When I found out I was pregnant with my second kid, I scanned our cramped one-bedroom apartment in the west end of Toronto and thought, No friggin’ way.
While it was fine-ish for the three of us (though my husband was perennially camped out on the couch), it was not going to fly with four. Our salaries were being swallowed up by rent, and we were going into debt to make up the difference. Sure, we were living in a fantastic city that we loved, but we never had the time (or cash flow) to enjoy it.
My husband had an idea: Why don’t we just move? He’d quit his job, and we’d give up our apartment and move in with my parents until we got on our feet. I balked, but the more I thought about it, the more it made sense. In Toronto, we were a seven-hour drive away from my parents’ place back in Northeastern Ontario. With another baby on the way, it would be a boon to have some help. I couldn’t remember the last time I’d had a night off, and mom’s babysitting was an enticing prospect. He put in his notice at work, and we set the date to leave the city where we met.
Being back was surreal. The small town where I grew up was the same. My parents were now living in the enormous house that my mom grew up in, where I’d spent countless hours as a child. The house is steeped in happy memories for me—picking raspberries in the backyard, hollering out to passersby from the front verandah, watching my grandmother, Lucy, at work on a painting.
With four adults, a preschooler, a new baby and two dogs, it was a full house. We were quickly reacquainted with each others’ quirks: my dad’s seeming inability to shut doors quietly, my mother’s insistence of tchotchkes on every available surface, my sleep-deprived snippiness. You’re never alone. There’s no end to the laundry or the diapers or the dishes or the dog hair. But everyone pitches in.
I was reintroduced to what life was like in a small town. Knowing all of your neighbours—and all of the associated gossip and intrigue. An open door and an endless stream of visitors. Having someone hand-deliver the sippy cup you dropped during your walk. The entire town sending out Facebook alerts and finding your dog when she gets lost. People at the church down the street praying for your husband’s cancer surgery.

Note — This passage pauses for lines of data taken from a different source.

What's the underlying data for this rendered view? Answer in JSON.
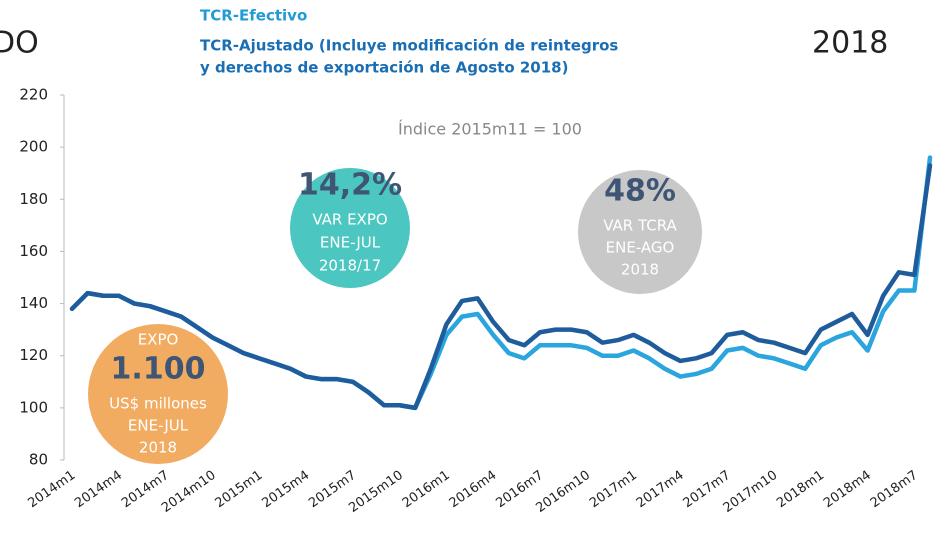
{
  "chart_data": {
    "type": "line",
    "corner_left": "DO",
    "corner_right": "2018",
    "legend_title": "TCR-Efectivo",
    "title": "TCR-Ajustado (Incluye modificación de reintegros",
    "title_line2": "y derechos de exportación de Agosto 2018)",
    "subtitle": "Índice 2015m11 = 100",
    "categories": [
      "2014m1",
      null,
      null,
      "2014m4",
      null,
      null,
      "2014m7",
      null,
      null,
      "2014m10",
      null,
      null,
      "2015m1",
      null,
      null,
      "2015m4",
      null,
      null,
      "2015m7",
      null,
      null,
      "2015m10",
      null,
      null,
      "2016m1",
      null,
      null,
      "2016m4",
      null,
      null,
      "2016m7",
      null,
      null,
      "2016m10",
      null,
      null,
      "2017m1",
      null,
      null,
      "2017m4",
      null,
      null,
      "2017m7",
      null,
      null,
      "2017m10",
      null,
      null,
      "2018m1",
      null,
      null,
      "2018m4",
      null,
      null,
      "2018m7",
      null
    ],
    "series": [
      {
        "name": "TCR-Efectivo",
        "color": "#2aa5dd",
        "values": [
          138,
          144,
          143,
          143,
          140,
          139,
          137,
          135,
          131,
          127,
          124,
          121,
          119,
          117,
          115,
          112,
          111,
          111,
          110,
          106,
          101,
          101,
          100,
          113,
          128,
          135,
          136,
          128,
          121,
          119,
          124,
          124,
          124,
          123,
          120,
          120,
          122,
          119,
          115,
          112,
          113,
          115,
          122,
          123,
          120,
          119,
          117,
          115,
          124,
          127,
          129,
          122,
          137,
          145,
          145,
          196
        ]
      },
      {
        "name": "TCR-Ajustado",
        "color": "#1f5c9c",
        "values": [
          138,
          144,
          143,
          143,
          140,
          139,
          137,
          135,
          131,
          127,
          124,
          121,
          119,
          117,
          115,
          112,
          111,
          111,
          110,
          106,
          101,
          101,
          100,
          115,
          132,
          141,
          142,
          133,
          126,
          124,
          129,
          130,
          130,
          129,
          125,
          126,
          128,
          125,
          121,
          118,
          119,
          121,
          128,
          129,
          126,
          125,
          123,
          121,
          130,
          133,
          136,
          128,
          143,
          152,
          151,
          193
        ]
      }
    ],
    "ylim": [
      80,
      220
    ],
    "yticks": [
      80,
      100,
      120,
      140,
      160,
      180,
      200,
      220
    ],
    "callouts": [
      {
        "color": "#4cc6c0",
        "lines": [
          "14,2%",
          "VAR EXPO",
          "ENE-JUL",
          "2018/17"
        ]
      },
      {
        "color": "#c8c8c8",
        "lines": [
          "48%",
          "VAR TCRA",
          "ENE-AGO",
          "2018"
        ]
      },
      {
        "color": "#f2ac62",
        "lines": [
          "EXPO",
          "1.100",
          "US$ millones",
          "ENE-JUL",
          "2018"
        ]
      }
    ]
  }
}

Watching your daughter take her first steps in the living room while her grandpa and brother cheer her on. So many small, ordinary moments that become a predictable and comforting pattern, stitched together across the year.
We live in a society that celebrates the idea of making it in the big city. We’re eager to display our insta-worthy pursuits, showcasing our “best lives” filled with novelty and excitement. We’re all so self-focused; striving to get ahead. It can get exhausting and more than a little lonely.
There is something to be said for different generations all living together under one roof. Sharing the joy and boredom, heartache and hope, it creates memories that bind you. In my twenties, I used to consider moving back in with your parents to be a worst-case scenario; it meant you were taking a step back, that you’d failed somehow. Now, I realize it was the one thing that helped us move forward. And that little baby girl? I named her after my own grandmother, Lucy.